NIENHAGEN/CELLE. Die Kreistagsfraktion der Grünen im Celler Kreistag hat im jüngsten Umweltausschuss beantragt in die neue Verordnung über das Naturschutzgebiet Brand in Nienhagen den Verzicht auf Pestizide, darunter auch Glyphosat, aufzunehmen, Kahlschläge nicht durchzuführen und eine Wiedervernässung von Teilen des „Brand“ festzuschreiben. “Das wurde von der CDU geführten Mehrheit rigoros abgelehnt. Die CDU will reinen Alibi-Naturschutz. Langfristiges, nachhaltiges ökologisches Denken ist nicht die Stärke der CDU und der CDU-geführten Kreisverwaltung,“ zeigte sich der umweltpolitische Sprecher der Grünen, Gerald Sommer enttäuscht und kündigt an, dass die Grünen in der Kreistagssitzung die Verordnung ablehnen werden, wenn die Forderungen seiner Fraktion  nicht aufgenommen werden.

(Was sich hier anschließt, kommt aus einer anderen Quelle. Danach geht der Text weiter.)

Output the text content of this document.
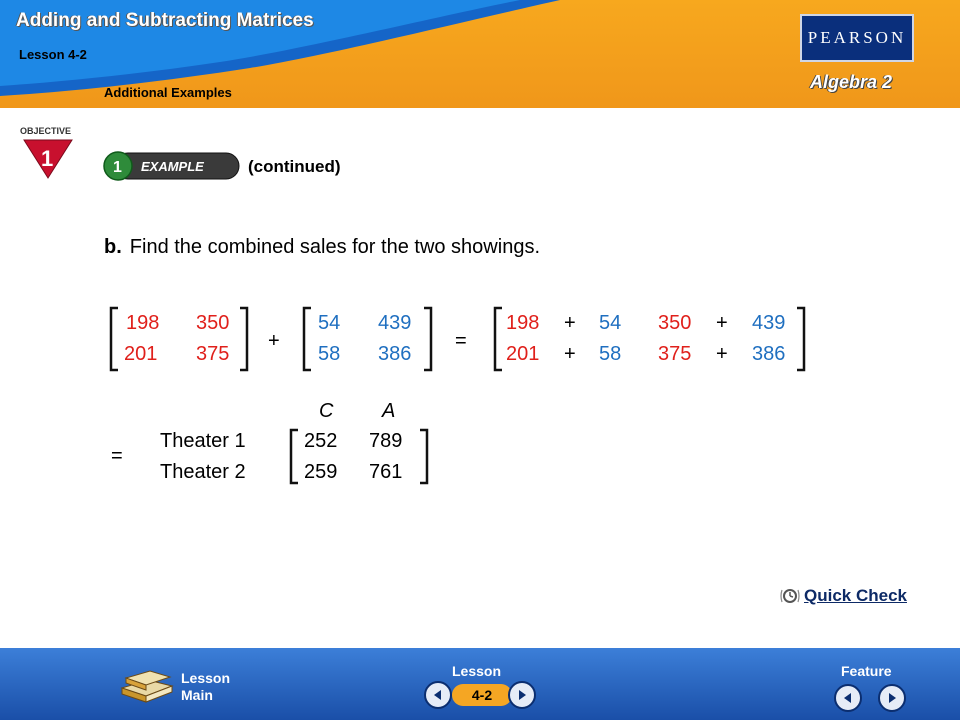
Adding and Subtracting Matrices
Lesson 4-2
Additional Examples
PEARSON
Algebra 2
OBJECTIVE
1	1 EXAMPLE	(continued)
b. Find the combined sales for the two showings.
198 350
201 375
+
54 439
58 386
=
198 + 54 350 + 439
201 + 58 375 + 386
C A
=
Theater 1
Theater 2
252 789
259 761
Quick Check
Lesson
Main
Lesson
4-2
Feature
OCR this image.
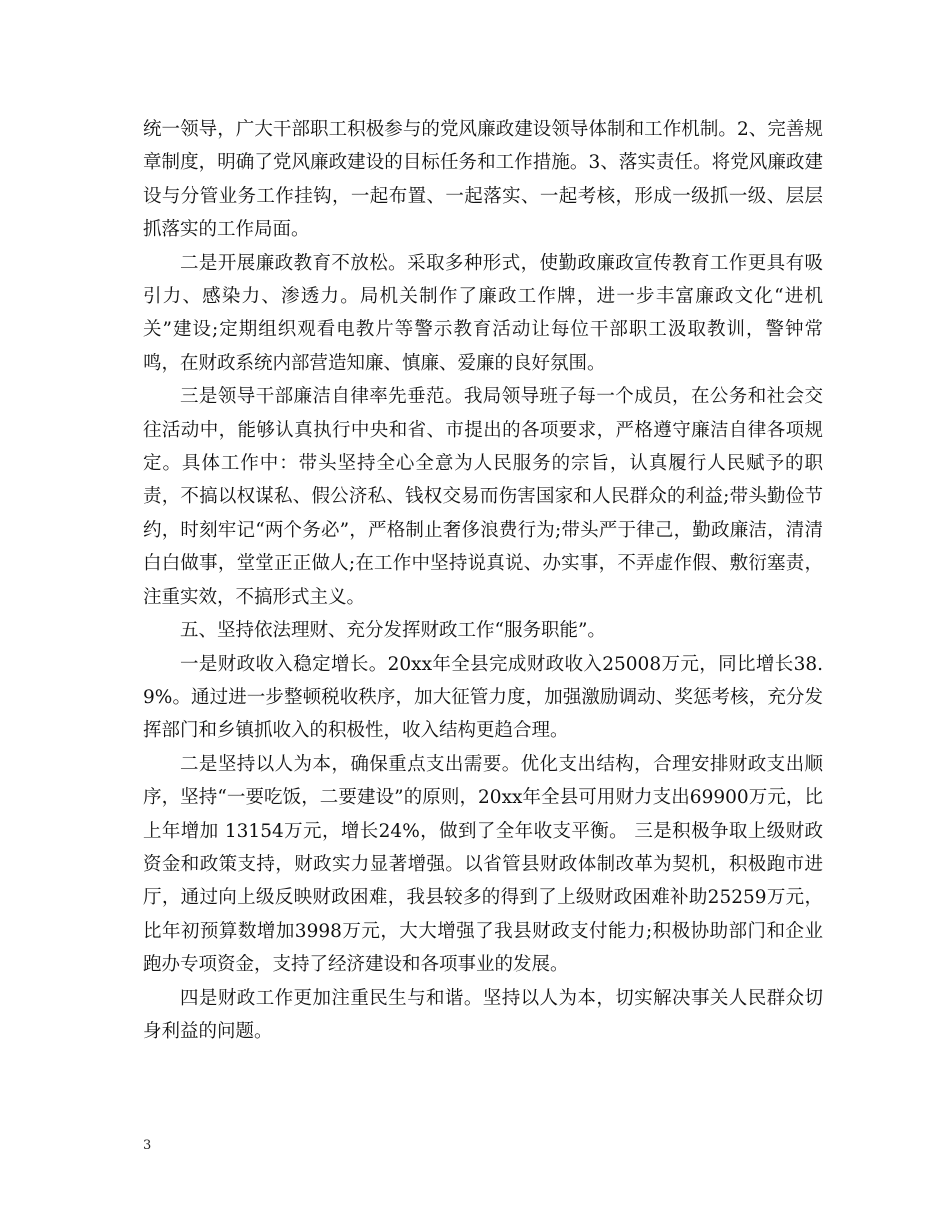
统一领导，广大干部职工积极参与的党风廉政建设领导体制和工作机制。2、完善规章制度，明确了党风廉政建设的目标任务和工作措施。3、落实责任。将党风廉政建设与分管业务工作挂钩，一起布置、一起落实、一起考核，形成一级抓一级、层层抓落实的工作局面。

二是开展廉政教育不放松。采取多种形式，使勤政廉政宣传教育工作更具有吸引力、感染力、渗透力。局机关制作了廉政工作牌，进一步丰富廉政文化“进机关”建设;定期组织观看电教片等警示教育活动让每位干部职工汲取教训，警钟常鸣，在财政系统内部营造知廉、慎廉、爱廉的良好氛围。

三是领导干部廉洁自律率先垂范。我局领导班子每一个成员，在公务和社会交往活动中，能够认真执行中央和省、市提出的各项要求，严格遵守廉洁自律各项规定。具体工作中：带头坚持全心全意为人民服务的宗旨，认真履行人民赋予的职责，不搞以权谋私、假公济私、钱权交易而伤害国家和人民群众的利益;带头勤俭节约，时刻牢记“两个务必”，严格制止奢侈浪费行为;带头严于律己，勤政廉洁，清清白白做事，堂堂正正做人;在工作中坚持说真说、办实事，不弄虚作假、敷衍塞责，注重实效，不搞形式主义。

五、坚持依法理财、充分发挥财政工作“服务职能”。

一是财政收入稳定增长。20xx年全县完成财政收入25008万元，同比增长38.9%。通过进一步整顿税收秩序，加大征管力度，加强激励调动、奖惩考核，充分发挥部门和乡镇抓收入的积极性，收入结构更趋合理。

二是坚持以人为本，确保重点支出需要。优化支出结构，合理安排财政支出顺序，坚持“一要吃饭，二要建设”的原则，20xx年全县可用财力支出69900万元，比上年增加 13154万元，增长24%，做到了全年收支平衡。 三是积极争取上级财政资金和政策支持，财政实力显著增强。以省管县财政体制改革为契机，积极跑市进厅，通过向上级反映财政困难，我县较多的得到了上级财政困难补助25259万元，比年初预算数增加3998万元，大大增强了我县财政支付能力;积极协助部门和企业跑办专项资金，支持了经济建设和各项事业的发展。

四是财政工作更加注重民生与和谐。坚持以人为本，切实解决事关人民群众切身利益的问题。

3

„Das Naturschutzgebiet Brand liegt überwiegend in Nienhagen und ist ca. 480 Hektar groß. Es handelt sich um ein großes Waldgebiet von herausragender Bedeutung in Niedersachsen, in dessen Kern ein kleiner Naturwald ohne forstliche Nutzung liegt. Erhaltungsziele nach europäischem Recht sind insbesondere der Lebensraum Auenwälder mit Erle und Esche, Buchenwälder und feuchte Eichenmisch- und Hainbuchen-Mischwälder, alte bodensaure Eichenwälder sowie der Kammmolch“, erläutert Sommer. Wie der jetzige Erhaltungszustand gehalten und verbessert werden solle, wenn in Zeiten des Klimawandels nicht genug Wasser für die Bäume vorhanden sei, erschließe sich den Grünen nicht. Zudem schließen sich Gifte im Naturschutzgebiet ihrer Überzeugung nach schon per se aus. „Auch Kahlschläge helfen der Natur nicht“, ist Gerald Sommer überzeugt.

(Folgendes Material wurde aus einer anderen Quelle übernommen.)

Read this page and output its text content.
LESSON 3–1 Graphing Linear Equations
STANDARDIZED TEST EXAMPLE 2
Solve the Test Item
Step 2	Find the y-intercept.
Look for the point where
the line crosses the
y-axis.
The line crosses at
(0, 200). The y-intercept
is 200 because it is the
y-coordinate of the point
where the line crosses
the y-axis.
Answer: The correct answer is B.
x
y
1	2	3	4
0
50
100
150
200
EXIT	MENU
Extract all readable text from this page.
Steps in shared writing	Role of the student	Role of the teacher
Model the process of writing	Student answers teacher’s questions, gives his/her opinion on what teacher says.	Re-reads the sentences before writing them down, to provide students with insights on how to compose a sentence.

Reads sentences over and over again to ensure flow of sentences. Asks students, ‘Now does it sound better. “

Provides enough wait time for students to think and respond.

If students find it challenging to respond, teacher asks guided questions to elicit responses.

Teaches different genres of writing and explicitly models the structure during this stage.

Die Grünen befürchten, dass in die neue Verordnung ausschließlich Einwendungen von Forst-und Landwirtschaft eingearbeitet werden. Argumentationen der Naturschutzverbände würden „abgebügelt“. Selbst die Empfehlung der Fachbehörde der Landes Niedersachsen für Naturschutz auf Fungizide und Herbizide als Umweltgifte zu verzichten, werde ignoriert.

„Hier leistet die CDU-geführte Mehrheit im Kreistag ganze Arbeit für ihre Klientel. Dabei handelt es sich beim ‚Brand‘ um einen Landesforst, der uns allen gehört. Großer Widerstand ist leider auch bei der SPD nicht zu erkennen. Seit Herr Lies (SPD) Umweltminister in Niedersachsen ist, gehen wirtschaftliche Interessen vor ökologischen. Er ist eigentlich immer noch ein Wirtschaftsminister. Es wird Zeit, dass wir wieder einen grünen Umweltminister in Niedersachsen bekommen,“ hofft Sommer auf einen Politikwechsel in der Zukunft hin zu einem Naturschutz, „der seinen Namen verdient“.